Года два у Нюры так и было – новый вахтовик раз в три месяца. Один раз только случился пропуск.

 Разные вахтовики много чего за это время в ее доме и на усадьбе сделали. Материалы покупала она сама; от них была работа, от нее – это самое.

У Нюры появился водопровод, канализация, баллонный газ, туалет в доме, пристроенная веранда – это из самого крупного.

Деревенские бабы и за это тоже ее не любили. Многим из односельчан было как бельмо на глазу, что Нюрка стремится жить с удобствами – как в городе.

Когда у нее, самой первой в деревне, появился туалет в доме, все местные жители так и продолжали пользоваться уличными дощатыми деревянными сортирами с дыркой в полу.

Тогда многие из деревенских баб стали стыдить своих мужей:

– Нюрка-то себе теплый клозет завела, а неужели ж мы хуже ее?

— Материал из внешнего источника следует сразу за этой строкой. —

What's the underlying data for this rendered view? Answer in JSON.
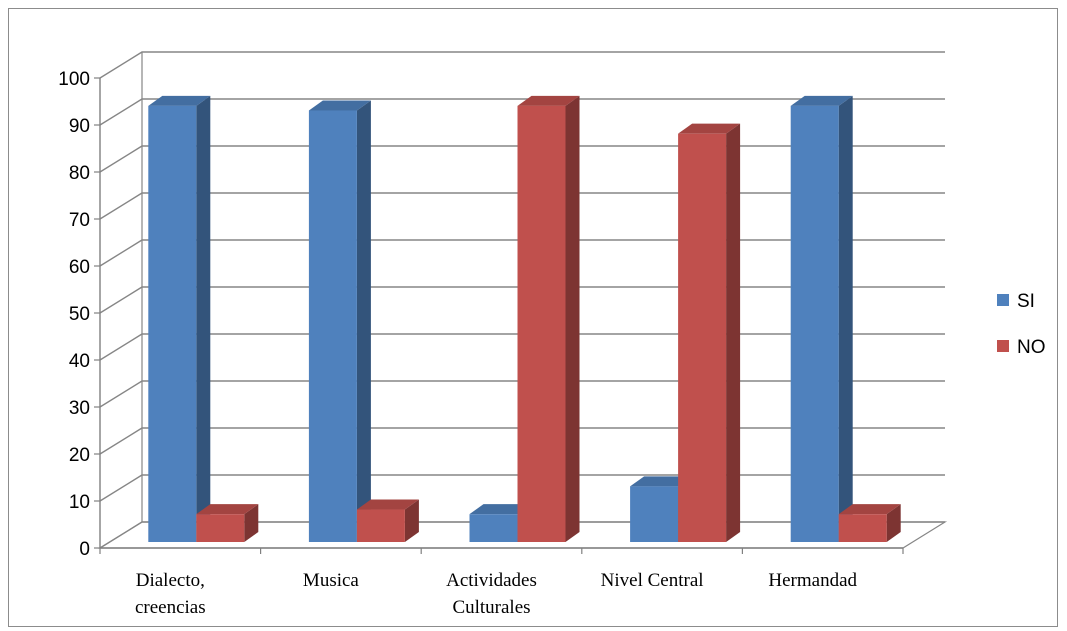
{
  "chart_data": {
    "type": "bar",
    "categories": [
      [
        "Dialecto,",
        "creencias"
      ],
      [
        "Musica"
      ],
      [
        "Actividades",
        "Culturales"
      ],
      [
        "Nivel Central"
      ],
      [
        "Hermandad"
      ]
    ],
    "series": [
      {
        "name": "SI",
        "values": [
          94,
          93,
          6,
          12,
          94
        ],
        "color": "#4f81bd"
      },
      {
        "name": "NO",
        "values": [
          6,
          7,
          94,
          88,
          6
        ],
        "color": "#c0504d"
      }
    ],
    "title": "",
    "xlabel": "",
    "ylabel": "",
    "ylim": [
      0,
      100
    ],
    "yticks": [
      "0",
      "10",
      "20",
      "30",
      "40",
      "50",
      "60",
      "70",
      "80",
      "90",
      "100"
    ],
    "grid": true,
    "legend_position": "right",
    "style": "3d-clustered-column"
  }
}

Нюра сама однажды слышала, хотя расстояние между ее домом и соседским было порядочным, как соседи, муж и жена, громко ругались между собой по поводу туалета. Особенно хорошо был слышен сварливый голос соседа:

– Что ты мне Нюркой глаза колешь! Не нужен мне в доме сортир! Я тебе не какой-нибудь там немец, чтобы жить на всем готовом, это они без удобств не могут… Я русский человек, я хочу открыть дверь и прямо с крыльца поссать на землю!

 

Первое время Нюра еще всерьез надеялась, что ей может встретится холостой мужчина, который, несмотря ни на что, полюбит ее – а она тогда полюбит его в ответ. Возьмет замуж такой, какая есть и останется с ней или заберет с собой… Но все вахтовики тоже оказались кобелями. Или, может, это ее «слава» бежала впереди нее?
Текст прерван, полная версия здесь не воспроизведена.